The Power of Perseverance: Lessons from Margaret Thatcher

Notes to Young Leaders | 17 September 2025

A note to young leaders.

To do great things, you must first be prepared to lose – to lose often, if necessary – and, more often than not, to lose publicly.

Take Margaret Thatcher.

She nurtured ambitions to be a politician at a time when few women pursued such careers. At just 24, she ran as the Conservative candidate for Dartford, a working-class district no Tory had any hope of winning.

She ran and lost in 1951. Unfazed, she ran again for the same seat in 1952 and lost again – although she managed to cut the Labour majority by one third.

Those early defeats did not deter her. Far from it, she “hugely enjoyed the experience.” Still, it would take another seven years before she finally entered Parliament.

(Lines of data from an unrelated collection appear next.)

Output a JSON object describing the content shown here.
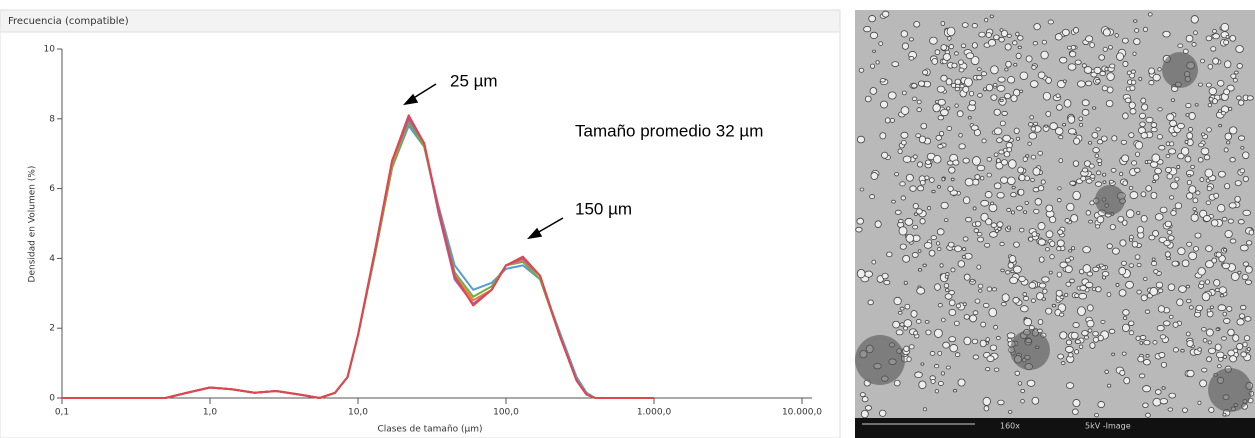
{
  "chart_data": {
    "type": "line",
    "title": "Frecuencia (compatible)",
    "x_label": "Clases de tamaño (µm)",
    "y_label": "Densidad en Volumen (%)",
    "annotations": [
      "25 µm",
      "Tamaño promedio 32 µm",
      "150 µm"
    ],
    "xscale": "log",
    "xlim": [
      0.1,
      10000
    ],
    "ylim": [
      0,
      10
    ],
    "xticks": [
      {
        "value": 0.1,
        "label": "0,1"
      },
      {
        "value": 1,
        "label": "1,0"
      },
      {
        "value": 10,
        "label": "10,0"
      },
      {
        "value": 100,
        "label": "100,0"
      },
      {
        "value": 1000,
        "label": "1.000,0"
      },
      {
        "value": 10000,
        "label": "10.000,0"
      }
    ],
    "yticks": [
      0,
      2,
      4,
      6,
      8,
      10
    ],
    "x": [
      0.1,
      0.5,
      0.7,
      1.0,
      1.4,
      2.0,
      2.8,
      4.0,
      5.5,
      7,
      8.5,
      10,
      13,
      17,
      22,
      28,
      35,
      45,
      60,
      80,
      100,
      130,
      170,
      230,
      300,
      350,
      400,
      1000
    ],
    "series": [
      {
        "color": "#5b9bd5",
        "values": [
          0,
          0,
          0.15,
          0.3,
          0.25,
          0.15,
          0.2,
          0.1,
          0,
          0.15,
          0.6,
          1.8,
          4.1,
          6.6,
          7.8,
          7.2,
          5.5,
          3.8,
          3.1,
          3.3,
          3.7,
          3.8,
          3.4,
          1.9,
          0.6,
          0.15,
          0,
          0
        ]
      },
      {
        "color": "#70ad47",
        "values": [
          0,
          0,
          0.15,
          0.3,
          0.25,
          0.15,
          0.2,
          0.1,
          0,
          0.15,
          0.6,
          1.8,
          4.1,
          6.6,
          7.9,
          7.2,
          5.4,
          3.6,
          2.9,
          3.2,
          3.8,
          3.9,
          3.4,
          1.8,
          0.5,
          0.1,
          0,
          0
        ]
      },
      {
        "color": "#ed7d31",
        "values": [
          0,
          0,
          0.15,
          0.3,
          0.25,
          0.15,
          0.2,
          0.1,
          0,
          0.15,
          0.6,
          1.8,
          4.2,
          6.7,
          8.0,
          7.3,
          5.4,
          3.5,
          2.8,
          3.1,
          3.8,
          3.95,
          3.5,
          1.8,
          0.5,
          0.1,
          0,
          0
        ]
      },
      {
        "color": "#9e5fb5",
        "values": [
          0,
          0,
          0.15,
          0.3,
          0.25,
          0.15,
          0.2,
          0.1,
          0,
          0.15,
          0.6,
          1.8,
          4.2,
          6.8,
          8.0,
          7.3,
          5.3,
          3.4,
          2.7,
          3.1,
          3.8,
          4.0,
          3.5,
          1.8,
          0.5,
          0.1,
          0,
          0
        ]
      },
      {
        "color": "#e0474c",
        "values": [
          0,
          0,
          0.15,
          0.3,
          0.25,
          0.15,
          0.2,
          0.1,
          0,
          0.15,
          0.6,
          1.8,
          4.2,
          6.8,
          8.1,
          7.3,
          5.4,
          3.5,
          2.65,
          3.1,
          3.8,
          4.05,
          3.5,
          1.8,
          0.5,
          0.1,
          0,
          0
        ]
      }
    ]
  },
  "image": {
    "labels": [
      "160x",
      "5kV -Image"
    ]
  }
}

By 1975, her party was demoralised following two successive election losses under Edward Heath. Thatcher, then a 49-year-old MP, challenged Heath for the leadership. No woman had ever led the party, and she was far from the obvious heir. But she stood anyway, driven by her convictions. To everyone’s astonishment – including her own – she won.

Many had underestimated her. Nobody thought a woman could win – and then suddenly, there she was, a diminutive figure in a sea of suited men, proudly breaking through Britain’s political glass ceiling.

What defines Thatcher’s career is not intelligence, but courage. The courage to commit to a political career early, to suffer multiple defeats, to interpret them as positive learning experiences – and, through it all, to persevere.